Animation studio in Northern Ireland

Straandlooper is an animation studio and video game developer based in Donaghadee, Northern Ireland. The studio was founded in January 2008 by Richard Morss, Alastair McIlwain and Tim Bryans. They developed the episodic video game for iPhone, Hector: Badge of Carnage, which is based on their character Hector: Fat Arse of the Law. Straandlooper is notable for being Northern Ireland's first animation studio to produce a television series for the international market. As a video game developer, they are notable for being the first company where Telltale Games took on a publishing role, rather than a directing role.

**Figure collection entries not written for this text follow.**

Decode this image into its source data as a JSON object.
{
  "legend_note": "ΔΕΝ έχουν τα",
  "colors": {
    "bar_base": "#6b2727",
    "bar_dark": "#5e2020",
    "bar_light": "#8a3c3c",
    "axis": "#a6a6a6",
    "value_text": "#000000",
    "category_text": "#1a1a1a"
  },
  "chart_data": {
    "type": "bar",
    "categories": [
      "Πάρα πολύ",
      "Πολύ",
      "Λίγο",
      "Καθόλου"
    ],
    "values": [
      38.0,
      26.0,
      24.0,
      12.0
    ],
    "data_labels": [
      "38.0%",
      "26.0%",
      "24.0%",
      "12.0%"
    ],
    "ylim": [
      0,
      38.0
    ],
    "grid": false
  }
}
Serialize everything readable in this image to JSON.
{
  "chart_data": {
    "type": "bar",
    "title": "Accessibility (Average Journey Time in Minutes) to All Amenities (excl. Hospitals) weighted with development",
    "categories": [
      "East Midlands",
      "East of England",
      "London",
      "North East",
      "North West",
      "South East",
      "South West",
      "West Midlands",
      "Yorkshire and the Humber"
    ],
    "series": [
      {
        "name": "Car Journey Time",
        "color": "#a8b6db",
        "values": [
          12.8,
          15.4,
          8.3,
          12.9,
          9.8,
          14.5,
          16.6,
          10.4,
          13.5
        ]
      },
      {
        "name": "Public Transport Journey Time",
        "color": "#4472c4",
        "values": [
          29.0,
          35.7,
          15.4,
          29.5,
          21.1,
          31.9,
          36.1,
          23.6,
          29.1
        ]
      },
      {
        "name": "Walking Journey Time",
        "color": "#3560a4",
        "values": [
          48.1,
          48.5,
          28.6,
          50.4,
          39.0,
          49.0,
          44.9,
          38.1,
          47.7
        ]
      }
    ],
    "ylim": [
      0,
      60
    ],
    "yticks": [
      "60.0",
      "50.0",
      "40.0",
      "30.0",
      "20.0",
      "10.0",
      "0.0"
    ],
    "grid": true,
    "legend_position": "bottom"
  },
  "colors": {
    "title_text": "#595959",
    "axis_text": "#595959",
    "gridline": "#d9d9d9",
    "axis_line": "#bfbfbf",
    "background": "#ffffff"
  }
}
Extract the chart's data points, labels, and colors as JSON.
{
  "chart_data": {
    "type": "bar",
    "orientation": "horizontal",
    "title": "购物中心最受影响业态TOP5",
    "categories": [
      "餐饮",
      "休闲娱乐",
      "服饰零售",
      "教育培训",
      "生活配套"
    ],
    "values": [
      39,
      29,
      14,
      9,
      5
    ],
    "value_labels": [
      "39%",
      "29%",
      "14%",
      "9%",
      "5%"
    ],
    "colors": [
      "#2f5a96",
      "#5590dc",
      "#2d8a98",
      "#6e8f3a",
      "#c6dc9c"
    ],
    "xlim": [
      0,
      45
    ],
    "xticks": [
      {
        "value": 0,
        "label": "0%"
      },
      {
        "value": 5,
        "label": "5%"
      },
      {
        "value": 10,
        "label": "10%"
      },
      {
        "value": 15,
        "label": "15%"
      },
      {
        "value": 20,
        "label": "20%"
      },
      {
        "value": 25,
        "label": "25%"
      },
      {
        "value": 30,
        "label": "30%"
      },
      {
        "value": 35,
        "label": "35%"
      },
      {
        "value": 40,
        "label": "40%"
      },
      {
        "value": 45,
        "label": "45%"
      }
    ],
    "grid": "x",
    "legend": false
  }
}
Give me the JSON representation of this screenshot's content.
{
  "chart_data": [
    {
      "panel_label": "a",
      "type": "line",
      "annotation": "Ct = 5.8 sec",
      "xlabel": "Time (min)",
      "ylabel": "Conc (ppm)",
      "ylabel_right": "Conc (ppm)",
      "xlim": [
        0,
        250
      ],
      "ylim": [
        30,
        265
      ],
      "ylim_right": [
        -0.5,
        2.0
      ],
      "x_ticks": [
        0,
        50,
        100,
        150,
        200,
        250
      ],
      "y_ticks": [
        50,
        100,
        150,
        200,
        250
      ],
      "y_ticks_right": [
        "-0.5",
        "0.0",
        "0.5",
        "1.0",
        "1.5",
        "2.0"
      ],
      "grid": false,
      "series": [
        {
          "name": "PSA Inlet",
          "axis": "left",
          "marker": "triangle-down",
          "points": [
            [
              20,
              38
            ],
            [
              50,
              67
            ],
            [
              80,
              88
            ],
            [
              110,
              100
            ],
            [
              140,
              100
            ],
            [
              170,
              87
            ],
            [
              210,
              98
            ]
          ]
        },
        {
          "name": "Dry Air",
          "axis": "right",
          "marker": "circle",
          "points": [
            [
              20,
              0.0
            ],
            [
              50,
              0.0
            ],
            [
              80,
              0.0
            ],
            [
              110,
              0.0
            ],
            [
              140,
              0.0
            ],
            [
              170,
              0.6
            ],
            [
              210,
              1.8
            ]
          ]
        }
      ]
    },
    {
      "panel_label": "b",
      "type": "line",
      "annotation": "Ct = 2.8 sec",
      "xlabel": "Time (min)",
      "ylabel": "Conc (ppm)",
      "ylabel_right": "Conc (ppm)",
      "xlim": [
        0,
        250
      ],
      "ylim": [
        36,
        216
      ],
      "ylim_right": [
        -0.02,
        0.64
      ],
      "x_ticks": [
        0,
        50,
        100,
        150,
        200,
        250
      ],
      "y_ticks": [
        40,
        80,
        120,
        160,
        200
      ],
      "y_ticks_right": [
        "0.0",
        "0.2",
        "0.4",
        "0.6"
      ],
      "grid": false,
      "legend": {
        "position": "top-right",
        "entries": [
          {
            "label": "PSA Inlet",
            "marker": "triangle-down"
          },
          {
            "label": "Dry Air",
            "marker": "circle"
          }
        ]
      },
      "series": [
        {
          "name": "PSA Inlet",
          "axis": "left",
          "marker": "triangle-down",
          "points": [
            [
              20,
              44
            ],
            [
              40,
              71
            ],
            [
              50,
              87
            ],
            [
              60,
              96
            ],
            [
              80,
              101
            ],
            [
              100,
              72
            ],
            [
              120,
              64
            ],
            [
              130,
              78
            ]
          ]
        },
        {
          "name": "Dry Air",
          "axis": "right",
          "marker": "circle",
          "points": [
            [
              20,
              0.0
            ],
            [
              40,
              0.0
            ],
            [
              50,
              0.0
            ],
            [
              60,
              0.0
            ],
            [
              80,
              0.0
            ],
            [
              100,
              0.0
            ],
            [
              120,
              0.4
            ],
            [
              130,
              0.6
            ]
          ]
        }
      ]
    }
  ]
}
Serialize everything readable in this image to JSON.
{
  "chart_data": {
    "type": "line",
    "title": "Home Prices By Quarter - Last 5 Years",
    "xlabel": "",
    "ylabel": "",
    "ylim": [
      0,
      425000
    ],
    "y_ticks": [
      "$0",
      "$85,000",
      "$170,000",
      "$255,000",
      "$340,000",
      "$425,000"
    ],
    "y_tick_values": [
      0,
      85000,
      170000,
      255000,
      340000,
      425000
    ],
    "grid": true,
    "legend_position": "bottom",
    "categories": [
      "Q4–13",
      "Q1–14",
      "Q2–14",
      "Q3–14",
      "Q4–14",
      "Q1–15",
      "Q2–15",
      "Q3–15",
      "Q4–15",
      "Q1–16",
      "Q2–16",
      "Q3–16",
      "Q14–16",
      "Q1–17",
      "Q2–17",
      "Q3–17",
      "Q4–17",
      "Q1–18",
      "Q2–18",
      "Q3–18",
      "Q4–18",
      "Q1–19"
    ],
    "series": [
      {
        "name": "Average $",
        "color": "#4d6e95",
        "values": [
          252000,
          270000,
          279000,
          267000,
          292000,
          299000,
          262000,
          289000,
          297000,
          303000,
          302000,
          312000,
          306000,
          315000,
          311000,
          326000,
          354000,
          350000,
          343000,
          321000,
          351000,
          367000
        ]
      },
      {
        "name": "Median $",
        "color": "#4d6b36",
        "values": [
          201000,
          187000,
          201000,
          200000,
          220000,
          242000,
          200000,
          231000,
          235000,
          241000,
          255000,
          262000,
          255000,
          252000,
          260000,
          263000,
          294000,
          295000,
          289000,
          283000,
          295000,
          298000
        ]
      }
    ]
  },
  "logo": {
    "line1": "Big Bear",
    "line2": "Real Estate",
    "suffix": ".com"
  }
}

Telltale funded the development of the final two episodes of Hector: Badge of Carnage and published all three episodes on additional platforms, in addition to iOS.

==Television==
Lifeboat Luke is a television program aimed at 4 to 7-year-old children inspired by the Donaghadee RNLI lifeboat. It is a partnership between Straandlooper and the Royal National Lifeboat Institution, and is Northern Ireland's first domestically produced animated TV series for the international market.

==Video games==
Hector: Badge of Carnage is a trilogy of point-and-click adventure games. It features adult humor, and is about a shady detective character called "Hector: Fat Arse of the Law". It is developed by Straandlooper, and published by Telltale Games in Telltale's first role as an external publisher.